Control-Flow Refinment via Partial Evaluation

Its execution has two implicit phases: in the first one, variable y is incremented until it reaches the value of z, and in the second phase the value of x is decremented until it reaches the value 0. Control-flow refinement techniques can transform this program into the one on the right, in which the two phases are explicit. In the context of termination analysis, such a transformation simplifies the termination proof; while the original program requires a lexicographic termination argument, the transformed one requires only linear ones. In addition, in the context of resource usage (cost) analysis, tools that are based on bounding loop iterations using linear ranking functions fail to infer the cost of the first program, while they succeed in inferring a linear upper-bound on the cost of the second one.

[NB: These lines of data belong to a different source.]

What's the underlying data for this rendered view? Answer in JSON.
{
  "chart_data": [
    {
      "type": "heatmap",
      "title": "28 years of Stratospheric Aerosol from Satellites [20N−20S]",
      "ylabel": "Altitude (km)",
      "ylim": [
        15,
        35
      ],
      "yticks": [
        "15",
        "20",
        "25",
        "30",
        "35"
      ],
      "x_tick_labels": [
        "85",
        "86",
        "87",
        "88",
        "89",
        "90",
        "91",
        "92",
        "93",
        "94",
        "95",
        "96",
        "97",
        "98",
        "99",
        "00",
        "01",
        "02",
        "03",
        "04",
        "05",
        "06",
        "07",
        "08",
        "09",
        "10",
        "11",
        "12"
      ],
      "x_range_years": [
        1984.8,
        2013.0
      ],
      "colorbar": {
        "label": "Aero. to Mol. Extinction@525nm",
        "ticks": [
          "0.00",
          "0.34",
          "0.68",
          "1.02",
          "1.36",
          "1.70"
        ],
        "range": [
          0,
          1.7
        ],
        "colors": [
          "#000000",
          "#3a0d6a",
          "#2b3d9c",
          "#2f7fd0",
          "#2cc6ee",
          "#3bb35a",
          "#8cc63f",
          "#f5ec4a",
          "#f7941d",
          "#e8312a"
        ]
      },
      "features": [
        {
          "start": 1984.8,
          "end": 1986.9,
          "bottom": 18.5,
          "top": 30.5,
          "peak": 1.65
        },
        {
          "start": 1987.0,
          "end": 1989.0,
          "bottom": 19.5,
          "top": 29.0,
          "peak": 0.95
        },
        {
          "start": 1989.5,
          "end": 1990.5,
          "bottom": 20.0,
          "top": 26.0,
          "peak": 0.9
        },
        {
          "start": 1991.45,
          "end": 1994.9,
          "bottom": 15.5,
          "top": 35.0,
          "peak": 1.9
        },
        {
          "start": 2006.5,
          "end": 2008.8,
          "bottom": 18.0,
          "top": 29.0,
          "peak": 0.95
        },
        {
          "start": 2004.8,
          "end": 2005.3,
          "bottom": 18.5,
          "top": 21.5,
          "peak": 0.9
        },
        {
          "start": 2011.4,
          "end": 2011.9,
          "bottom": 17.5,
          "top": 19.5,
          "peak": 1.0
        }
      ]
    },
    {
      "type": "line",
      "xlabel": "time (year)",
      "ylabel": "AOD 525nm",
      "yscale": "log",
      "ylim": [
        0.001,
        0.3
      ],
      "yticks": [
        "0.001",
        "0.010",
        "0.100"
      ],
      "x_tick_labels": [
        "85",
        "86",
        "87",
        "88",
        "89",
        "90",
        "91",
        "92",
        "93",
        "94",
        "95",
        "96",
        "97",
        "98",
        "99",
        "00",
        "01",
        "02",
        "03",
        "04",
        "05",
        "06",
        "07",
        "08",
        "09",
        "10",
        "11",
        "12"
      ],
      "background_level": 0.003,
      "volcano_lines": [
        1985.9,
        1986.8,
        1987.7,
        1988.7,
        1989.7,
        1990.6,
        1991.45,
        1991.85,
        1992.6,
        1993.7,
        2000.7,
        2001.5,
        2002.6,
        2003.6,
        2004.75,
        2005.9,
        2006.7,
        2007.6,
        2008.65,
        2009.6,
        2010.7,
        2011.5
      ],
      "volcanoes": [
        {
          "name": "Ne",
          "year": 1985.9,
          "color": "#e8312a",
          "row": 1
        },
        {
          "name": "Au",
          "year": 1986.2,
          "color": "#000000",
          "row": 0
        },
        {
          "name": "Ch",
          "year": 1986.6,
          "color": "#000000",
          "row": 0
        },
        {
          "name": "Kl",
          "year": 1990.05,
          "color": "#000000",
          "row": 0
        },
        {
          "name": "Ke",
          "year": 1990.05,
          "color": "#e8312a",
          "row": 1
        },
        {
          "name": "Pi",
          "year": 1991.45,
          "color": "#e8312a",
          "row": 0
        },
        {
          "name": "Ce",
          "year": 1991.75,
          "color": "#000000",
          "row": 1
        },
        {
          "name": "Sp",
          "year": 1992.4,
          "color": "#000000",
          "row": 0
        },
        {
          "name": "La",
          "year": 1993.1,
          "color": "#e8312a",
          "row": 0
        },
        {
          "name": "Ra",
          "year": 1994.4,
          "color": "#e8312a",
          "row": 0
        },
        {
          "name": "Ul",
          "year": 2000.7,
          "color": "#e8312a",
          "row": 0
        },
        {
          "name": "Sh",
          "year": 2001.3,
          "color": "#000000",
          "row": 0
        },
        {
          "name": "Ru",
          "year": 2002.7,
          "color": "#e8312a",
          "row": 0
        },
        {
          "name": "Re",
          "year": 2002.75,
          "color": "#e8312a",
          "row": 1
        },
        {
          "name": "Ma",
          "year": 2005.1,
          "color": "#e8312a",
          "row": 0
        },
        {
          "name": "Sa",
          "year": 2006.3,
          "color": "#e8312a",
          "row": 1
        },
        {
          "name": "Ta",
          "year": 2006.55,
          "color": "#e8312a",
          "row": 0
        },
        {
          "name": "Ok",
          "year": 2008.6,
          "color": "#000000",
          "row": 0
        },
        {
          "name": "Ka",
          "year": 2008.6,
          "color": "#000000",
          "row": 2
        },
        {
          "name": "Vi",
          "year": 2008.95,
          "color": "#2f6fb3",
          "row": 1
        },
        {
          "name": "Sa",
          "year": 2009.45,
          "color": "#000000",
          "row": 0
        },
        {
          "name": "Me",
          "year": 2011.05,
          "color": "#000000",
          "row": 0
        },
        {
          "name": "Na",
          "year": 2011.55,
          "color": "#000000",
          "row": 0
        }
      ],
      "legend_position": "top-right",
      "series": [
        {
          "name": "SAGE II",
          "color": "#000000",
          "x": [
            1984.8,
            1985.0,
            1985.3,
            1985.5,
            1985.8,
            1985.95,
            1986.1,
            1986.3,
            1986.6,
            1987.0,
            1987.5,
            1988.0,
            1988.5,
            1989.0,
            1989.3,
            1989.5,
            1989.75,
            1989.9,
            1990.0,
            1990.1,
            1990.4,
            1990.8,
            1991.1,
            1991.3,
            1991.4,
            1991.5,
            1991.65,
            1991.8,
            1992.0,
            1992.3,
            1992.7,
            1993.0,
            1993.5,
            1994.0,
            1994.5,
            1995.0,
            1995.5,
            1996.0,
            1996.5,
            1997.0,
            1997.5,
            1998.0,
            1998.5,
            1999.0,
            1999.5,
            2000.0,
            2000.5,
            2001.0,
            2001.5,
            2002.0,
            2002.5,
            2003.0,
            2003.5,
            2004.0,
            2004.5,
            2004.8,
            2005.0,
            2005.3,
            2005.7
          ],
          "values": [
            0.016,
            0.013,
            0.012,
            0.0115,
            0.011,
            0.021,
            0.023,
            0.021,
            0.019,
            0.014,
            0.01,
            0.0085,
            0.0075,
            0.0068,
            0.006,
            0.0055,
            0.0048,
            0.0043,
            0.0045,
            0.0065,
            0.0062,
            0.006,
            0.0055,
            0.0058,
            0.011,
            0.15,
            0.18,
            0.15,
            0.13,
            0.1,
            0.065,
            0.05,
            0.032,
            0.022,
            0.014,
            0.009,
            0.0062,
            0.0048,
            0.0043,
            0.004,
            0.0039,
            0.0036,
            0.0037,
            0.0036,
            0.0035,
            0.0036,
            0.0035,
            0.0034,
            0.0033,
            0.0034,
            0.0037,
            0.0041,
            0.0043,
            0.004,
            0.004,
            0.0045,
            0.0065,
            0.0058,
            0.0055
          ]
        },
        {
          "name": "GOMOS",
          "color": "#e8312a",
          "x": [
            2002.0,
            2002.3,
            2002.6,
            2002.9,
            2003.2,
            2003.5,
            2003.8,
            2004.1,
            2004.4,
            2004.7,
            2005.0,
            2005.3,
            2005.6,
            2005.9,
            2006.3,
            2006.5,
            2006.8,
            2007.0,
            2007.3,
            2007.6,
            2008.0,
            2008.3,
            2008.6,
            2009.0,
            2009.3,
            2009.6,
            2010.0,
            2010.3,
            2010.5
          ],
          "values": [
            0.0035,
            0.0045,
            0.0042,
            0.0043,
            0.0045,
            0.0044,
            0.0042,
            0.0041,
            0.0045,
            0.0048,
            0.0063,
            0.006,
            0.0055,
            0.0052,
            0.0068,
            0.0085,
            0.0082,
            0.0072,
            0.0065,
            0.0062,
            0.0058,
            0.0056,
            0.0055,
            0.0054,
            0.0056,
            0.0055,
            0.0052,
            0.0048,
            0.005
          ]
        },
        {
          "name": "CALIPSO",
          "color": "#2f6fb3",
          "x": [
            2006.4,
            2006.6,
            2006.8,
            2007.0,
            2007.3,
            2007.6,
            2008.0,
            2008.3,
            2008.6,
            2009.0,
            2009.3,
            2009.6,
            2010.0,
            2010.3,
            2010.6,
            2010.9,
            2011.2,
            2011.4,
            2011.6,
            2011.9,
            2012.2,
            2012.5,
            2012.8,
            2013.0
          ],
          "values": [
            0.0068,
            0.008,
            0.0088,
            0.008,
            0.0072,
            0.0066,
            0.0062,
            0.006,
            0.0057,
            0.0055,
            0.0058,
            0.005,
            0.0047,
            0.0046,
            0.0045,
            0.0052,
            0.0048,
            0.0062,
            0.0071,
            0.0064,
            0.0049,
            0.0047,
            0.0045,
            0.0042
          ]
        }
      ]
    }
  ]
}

In general, splitting the control-flow might also help in inferring more precise invariants, without the need for expensive disjunctive abstract domains, and thus improve any analysis that relies on such invariants (e.g. termination and cost analyses). In the context of cost (and implicitly termination) analysis, control-flow refinement has been studied in [8] and [10]. The first [8] considers a general form of recurrence relations called cost equations, and the latter [10] considers structured imperative programs. Both handle programs with integer variables. These works demonstrated that control-flow refinement is crucial for handling programs that were considered challenging by the cost analysis community. We started with the obvious observation that control-flow refinement is based on a special kind of partial evaluation tailored for a very particular analysis. We decided to explore what we would get, in terms of precision of cost and termination analysis, if instead, we use an existing off-the-shelf partial evaluation tool. This would allow integrating control-flow refinement into existing static analysis tools without any effort. In this extended abstract, we describe preliminary experimental results obtained by using an off-the-shelf partial evaluation tool for control-flow refinement, and its impact on the precision of termination and cost analysis. Our experiments are done for Integer Transition Systems, which are graphs where edges are annotated with linear constraints describing transition relations between corresponding nodes.